I'm a fan of Haml as well, but have since switched to DRYML. DRYML is
my favorite part of Hobo, by far.
The major benefit of Haml for me is that it declutters my HTML. If
it actually speeds things up substantially, you're using the wrong
text editor to edit HTML. More accurately, the speedup you get is
tiny compared to the speedup the Hobo+DRYML+Rapid stack gives you.
DRYML stanzas tend to be way smaller than HTML stanzas, so they don't
usually need decluttering as badly.
DRYML won't necessarily save you time up front: It's RAPID, the DRYML
tag library that does most of that. (and it does a lot of that!)
DRYML enables proper HTML subcomponent reuse, so it should provide
significant benefits in consistency and maintenance costs.
The next question becomes: why can't you have the best of both
worlds? DRYML is XML based and HAML can produce XML. If you were
willing to add a "compile" step to your Rails program you could code
your DRYML in HAML and then use the haml command line program to
convert it into DRYML.
If it can be done offline, why can't it be done inline? Certainly
DRYML could be hacked to call haml before doing the XML processing.
A better question is: why doesn't DRYML follow the template standard
that haml, liquid, et cetera use? Then we could mix & match as
desired.
When I asked Tom why DRYML was hooked so deeply into Rails, he gave
these two answers:
1) Hobo was developed before Rails fragment caching. Hobo
desperately needed fragment caching for performance, so he created his
own.
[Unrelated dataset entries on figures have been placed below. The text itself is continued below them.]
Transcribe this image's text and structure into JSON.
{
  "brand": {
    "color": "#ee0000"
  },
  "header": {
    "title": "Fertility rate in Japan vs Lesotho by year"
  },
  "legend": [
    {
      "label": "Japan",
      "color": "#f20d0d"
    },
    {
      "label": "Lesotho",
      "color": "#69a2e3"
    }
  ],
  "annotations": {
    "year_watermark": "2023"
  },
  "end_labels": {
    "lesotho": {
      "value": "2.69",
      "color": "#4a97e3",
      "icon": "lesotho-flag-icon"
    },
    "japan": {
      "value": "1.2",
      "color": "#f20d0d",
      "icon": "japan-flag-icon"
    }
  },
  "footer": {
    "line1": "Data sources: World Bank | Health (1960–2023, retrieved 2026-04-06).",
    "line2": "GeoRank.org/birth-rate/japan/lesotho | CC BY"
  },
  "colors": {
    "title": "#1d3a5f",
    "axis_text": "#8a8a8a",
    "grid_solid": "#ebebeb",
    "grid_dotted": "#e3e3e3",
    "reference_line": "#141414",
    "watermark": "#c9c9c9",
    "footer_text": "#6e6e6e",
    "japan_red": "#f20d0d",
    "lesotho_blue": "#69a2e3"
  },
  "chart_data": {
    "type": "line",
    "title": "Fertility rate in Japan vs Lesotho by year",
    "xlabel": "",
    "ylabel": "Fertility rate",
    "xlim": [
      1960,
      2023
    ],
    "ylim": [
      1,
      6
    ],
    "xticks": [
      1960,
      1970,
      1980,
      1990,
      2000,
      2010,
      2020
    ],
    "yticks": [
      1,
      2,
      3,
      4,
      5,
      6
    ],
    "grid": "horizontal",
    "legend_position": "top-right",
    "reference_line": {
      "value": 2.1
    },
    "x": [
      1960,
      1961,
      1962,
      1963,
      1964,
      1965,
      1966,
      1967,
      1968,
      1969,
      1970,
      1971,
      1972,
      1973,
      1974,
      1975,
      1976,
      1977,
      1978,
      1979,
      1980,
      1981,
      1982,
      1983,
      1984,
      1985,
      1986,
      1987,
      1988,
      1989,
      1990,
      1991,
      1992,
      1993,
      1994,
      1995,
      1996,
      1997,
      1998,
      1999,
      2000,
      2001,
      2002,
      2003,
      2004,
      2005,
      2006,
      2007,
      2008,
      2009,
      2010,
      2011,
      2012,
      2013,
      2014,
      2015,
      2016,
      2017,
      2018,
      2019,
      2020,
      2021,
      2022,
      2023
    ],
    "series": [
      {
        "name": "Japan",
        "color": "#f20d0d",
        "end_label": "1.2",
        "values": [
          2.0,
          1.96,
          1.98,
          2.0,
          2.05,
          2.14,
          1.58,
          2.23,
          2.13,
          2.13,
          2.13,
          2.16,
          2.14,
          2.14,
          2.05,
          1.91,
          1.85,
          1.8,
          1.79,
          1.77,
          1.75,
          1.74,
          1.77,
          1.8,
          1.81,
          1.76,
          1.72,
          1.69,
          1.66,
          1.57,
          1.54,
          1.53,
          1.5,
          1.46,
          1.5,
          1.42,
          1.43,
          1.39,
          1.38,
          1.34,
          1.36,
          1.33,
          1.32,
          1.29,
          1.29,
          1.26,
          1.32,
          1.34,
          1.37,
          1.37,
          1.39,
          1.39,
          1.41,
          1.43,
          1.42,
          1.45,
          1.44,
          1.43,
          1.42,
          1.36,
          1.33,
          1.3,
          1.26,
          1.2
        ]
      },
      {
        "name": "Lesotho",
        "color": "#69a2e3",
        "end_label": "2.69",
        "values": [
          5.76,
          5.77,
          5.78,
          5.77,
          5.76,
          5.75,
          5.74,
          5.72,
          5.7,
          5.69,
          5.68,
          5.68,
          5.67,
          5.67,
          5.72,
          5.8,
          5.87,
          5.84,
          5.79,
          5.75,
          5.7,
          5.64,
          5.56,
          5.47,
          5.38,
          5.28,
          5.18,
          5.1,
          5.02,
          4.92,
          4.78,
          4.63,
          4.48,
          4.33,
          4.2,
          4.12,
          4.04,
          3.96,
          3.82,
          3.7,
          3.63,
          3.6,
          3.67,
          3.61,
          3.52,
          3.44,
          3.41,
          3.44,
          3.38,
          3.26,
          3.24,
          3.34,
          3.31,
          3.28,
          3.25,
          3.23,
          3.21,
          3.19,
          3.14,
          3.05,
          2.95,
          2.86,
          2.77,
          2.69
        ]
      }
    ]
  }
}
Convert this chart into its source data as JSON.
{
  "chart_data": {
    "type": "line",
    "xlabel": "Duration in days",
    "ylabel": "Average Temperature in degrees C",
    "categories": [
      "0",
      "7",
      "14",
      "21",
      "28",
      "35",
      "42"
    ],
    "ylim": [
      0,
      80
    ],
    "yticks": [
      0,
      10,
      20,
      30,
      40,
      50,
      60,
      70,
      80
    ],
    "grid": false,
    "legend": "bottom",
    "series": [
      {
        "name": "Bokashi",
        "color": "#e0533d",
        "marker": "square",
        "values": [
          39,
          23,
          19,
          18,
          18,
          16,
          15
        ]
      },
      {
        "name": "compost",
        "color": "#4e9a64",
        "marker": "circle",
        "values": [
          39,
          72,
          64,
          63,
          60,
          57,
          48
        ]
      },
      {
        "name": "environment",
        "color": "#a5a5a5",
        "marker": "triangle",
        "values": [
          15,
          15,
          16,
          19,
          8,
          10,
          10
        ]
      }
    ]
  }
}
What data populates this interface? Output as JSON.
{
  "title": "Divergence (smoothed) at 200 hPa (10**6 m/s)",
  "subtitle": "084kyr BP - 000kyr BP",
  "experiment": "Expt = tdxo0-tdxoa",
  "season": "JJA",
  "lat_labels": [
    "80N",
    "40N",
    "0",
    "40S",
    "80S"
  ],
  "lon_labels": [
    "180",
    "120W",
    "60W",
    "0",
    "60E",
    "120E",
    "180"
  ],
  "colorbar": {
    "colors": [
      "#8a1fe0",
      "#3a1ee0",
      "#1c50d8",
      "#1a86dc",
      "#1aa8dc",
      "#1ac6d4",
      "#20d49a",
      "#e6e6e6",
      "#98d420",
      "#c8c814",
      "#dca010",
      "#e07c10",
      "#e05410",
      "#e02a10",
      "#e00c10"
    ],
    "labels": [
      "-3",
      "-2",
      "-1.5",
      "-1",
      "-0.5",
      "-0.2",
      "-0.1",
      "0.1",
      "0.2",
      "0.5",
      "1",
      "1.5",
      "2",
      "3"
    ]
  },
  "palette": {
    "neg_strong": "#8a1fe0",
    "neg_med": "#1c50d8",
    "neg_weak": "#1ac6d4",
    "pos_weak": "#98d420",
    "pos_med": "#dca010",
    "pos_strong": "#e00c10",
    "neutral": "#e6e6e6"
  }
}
Now that Rails has fragment caching, the matching Hobo code
should be ripped out.
2) Everybody other template system produces ruby code that can be
executed via eval. DRYML returns a first class Ruby object. This
let's us do "include" effeciently. Tom being Tom, he has figured out
a way that should let us solve the "include" problem, but it hasn't
been implemented yet.
So right now the main reason DRYML isn't available standalone is
because we haven't had the resources to do so, as well as a component
of "if it's not broken, don't fix it."